Romania to open first Holocaust museum

Romanian President Klaus Iohannis has backed the creation of the country’s first Holocaust museum, 75 years after the end of World War II.

Thee National Museum of Jewish History and the Holocaust in Romania will feature Jewish heritage in the country, Iohannis said Tuesday.

Up to 380,000 Jews were killed in Romanian-controlled territories during World War II and 11,000 Roma, according to Yad Vashem — The World Holocaust Remembrance Center.

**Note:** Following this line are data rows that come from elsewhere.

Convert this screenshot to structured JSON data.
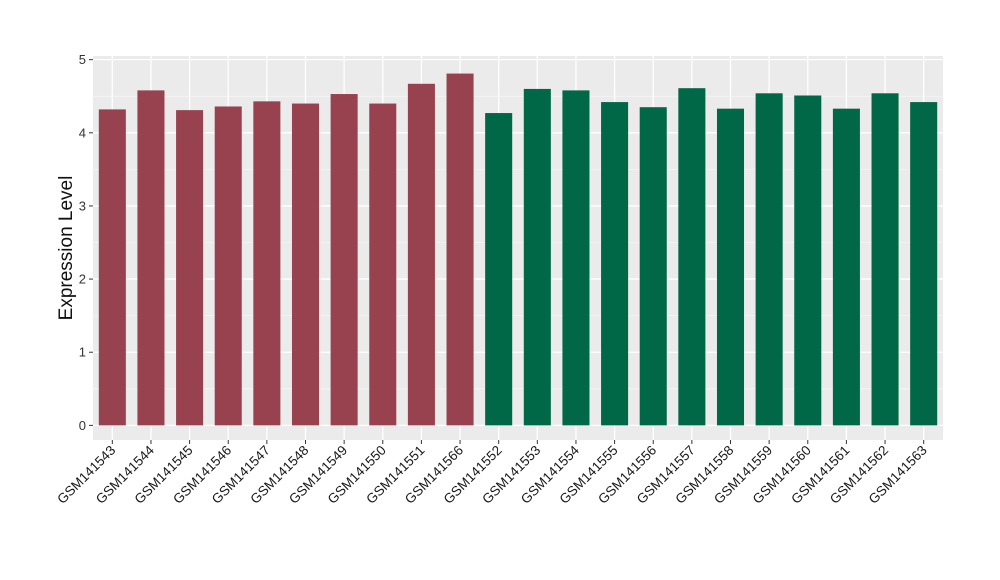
{
  "colors": {
    "panel_background": "#ebebeb",
    "grid_major": "#ffffff",
    "grid_minor": "#f5f5f5",
    "group_1": "#99424f",
    "group_2": "#006846"
  },
  "chart_data": {
    "type": "bar",
    "title": "",
    "xlabel": "",
    "ylabel": "Expression Level",
    "ylim": [
      -0.2,
      5.05
    ],
    "yticks": [
      "0",
      "1",
      "2",
      "3",
      "4",
      "5"
    ],
    "grid": true,
    "legend": "none",
    "categories": [
      "GSM141543",
      "GSM141544",
      "GSM141545",
      "GSM141546",
      "GSM141547",
      "GSM141548",
      "GSM141549",
      "GSM141550",
      "GSM141551",
      "GSM141566",
      "GSM141552",
      "GSM141553",
      "GSM141554",
      "GSM141555",
      "GSM141556",
      "GSM141557",
      "GSM141558",
      "GSM141559",
      "GSM141560",
      "GSM141561",
      "GSM141562",
      "GSM141563"
    ],
    "values": [
      4.32,
      4.58,
      4.31,
      4.36,
      4.43,
      4.4,
      4.53,
      4.4,
      4.67,
      4.81,
      4.27,
      4.6,
      4.58,
      4.42,
      4.35,
      4.61,
      4.33,
      4.54,
      4.51,
      4.33,
      4.54,
      4.42
    ],
    "groups": [
      1,
      1,
      1,
      1,
      1,
      1,
      1,
      1,
      1,
      1,
      2,
      2,
      2,
      2,
      2,
      2,
      2,
      2,
      2,
      2,
      2,
      2
    ]
  }
}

The museum will be located in Bucharest and will be coordinated by the Elie Wiesel National Institute for the Study of the Holocaust in Romania and aims to recover the memory of the Holocaust, improve education around the mass murder of Jews and combat anti-Semitism, the president said.

„Young generations will never cease to wonder how the Holocaust was possible,” he said. „Many of us have tried to understand what cannot be understood.”

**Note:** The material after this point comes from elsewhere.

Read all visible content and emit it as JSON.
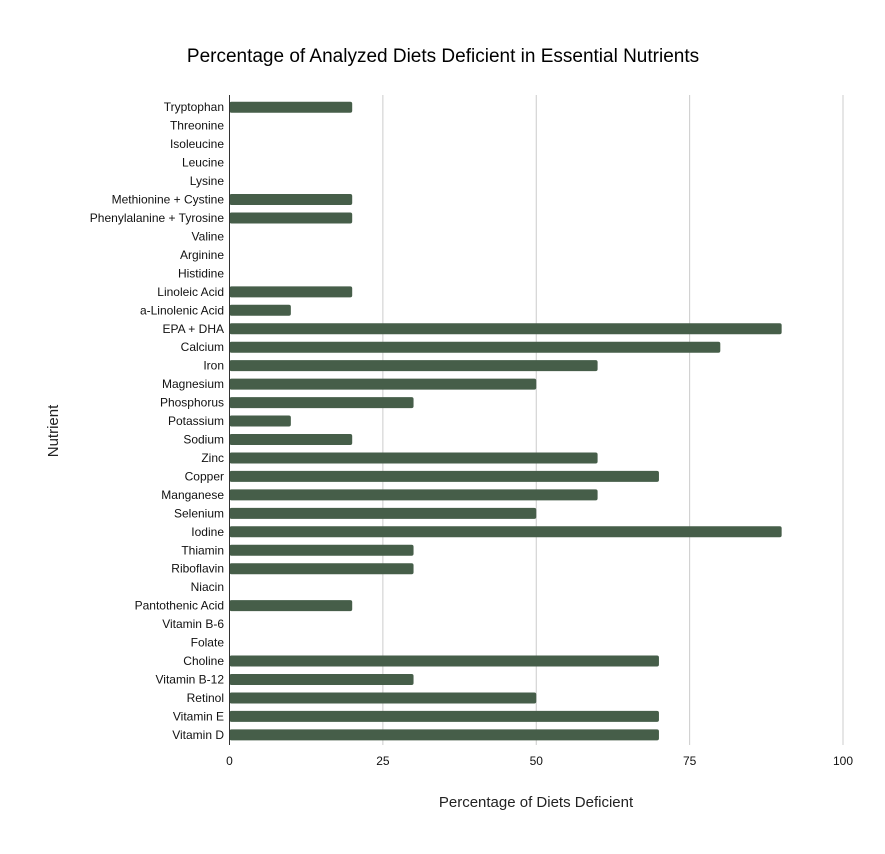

With the creation of the museum, Iohannis said, Romania is defending the history, heritage and culture of Jewish people in Romania, who contributed to the building of the nation,

The museum will be housed in an 86,000-square-foot, eight-storey building on Calea Victoriei, a prominent avenue in the capital.  

Romania had a Jewish population of about 757,000 before World War II, according to Yad Vashem.

In 2003, the Romanian government finally recognized the role previous administrations played in the Holocaust.

Around 3,200 Jews still live in Romania, according to the last census in 2011.